La refondation du socialisme passera bien sûr par une réflexion sur nos fondamentaux et le sens à leur donner: progrès, égalité, Etat, liberté, solidarité, etc. Mais en rester là serait s'enfermer dans une approche purement idéologique, au sens le plus négatif. Il ne faut pas se limiter aux concepts traditionnels, il faut se confronter aux événements contemporains, à ce qu'ils ont de nouveau, de dérangeant mais aussi de stimulant pour la pensée et de prometteur pour notre projet.

J'ai à l'esprit deux événements dont la réflexion politique devrait s'emparer avec profit, et qui ont été plutôt délaissés par les intellectuels, les chercheurs, une fois la page tournée, je veux parler de la canicule d'août 2003 et ses 15000 morts et les trois semaines d'émeutes en novembre 2005.

Le premier événement est la grande tragédie collective française depuis une quarantaine d'années, dont la portée historique s'est hélas vite dissipée, comme si après le travail de deuil s'était installé un puissant travail de refoulement et d'oubli.
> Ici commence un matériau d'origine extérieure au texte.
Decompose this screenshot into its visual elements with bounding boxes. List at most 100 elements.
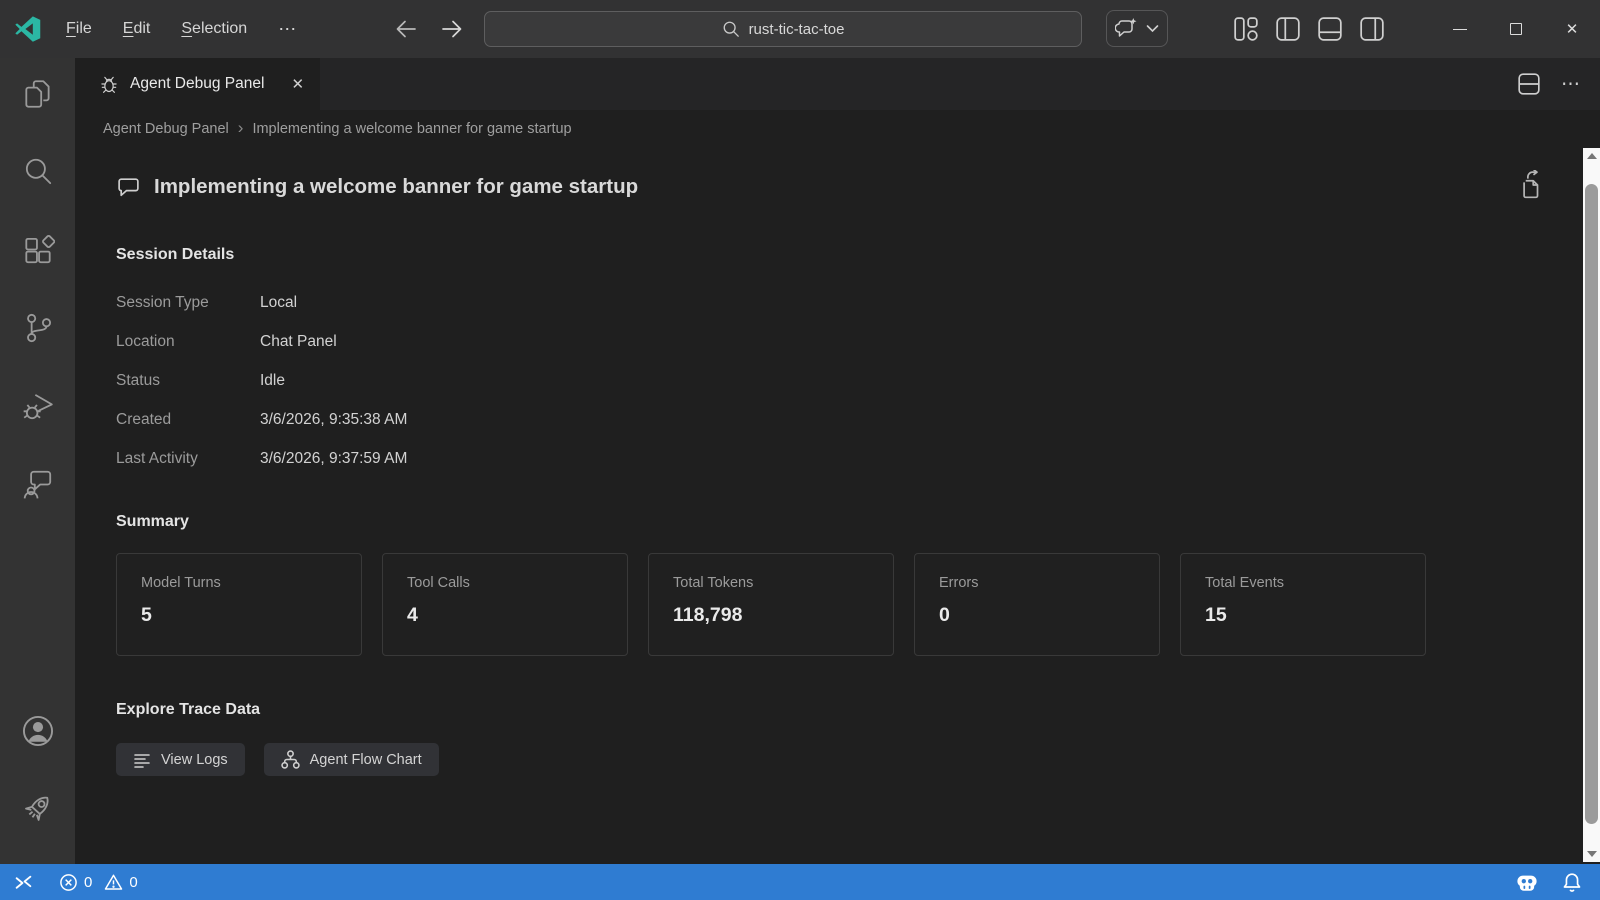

Car cette tragédie est un immense et apparemment incompréhensible scandale: comment une société technologiquement évoluée, sanitairement exemplaire peut-elle laisser mourir ses vieux alors que tout le monde est dans la joie et les plaisirs des vacances?

L'inacceptable, c'est que la technologie et les capacités sanitaires ne sont pas en faute. C'est beaucoup plus grave qu'une absence de moyens, qu'un dysfonctionnement technique, qu'une défaillance matérielle, c'est un problème de civilisation, le refoulement du grand âge dans une société obsédée par la jeunesse, le refus de la perte d'autonomie dans une société qui ne jure que par la liberté, les conséquences dramatiques de l'individualisme dans une société qui a fait de celui-ci sa philosophie, sa morale et sa politique.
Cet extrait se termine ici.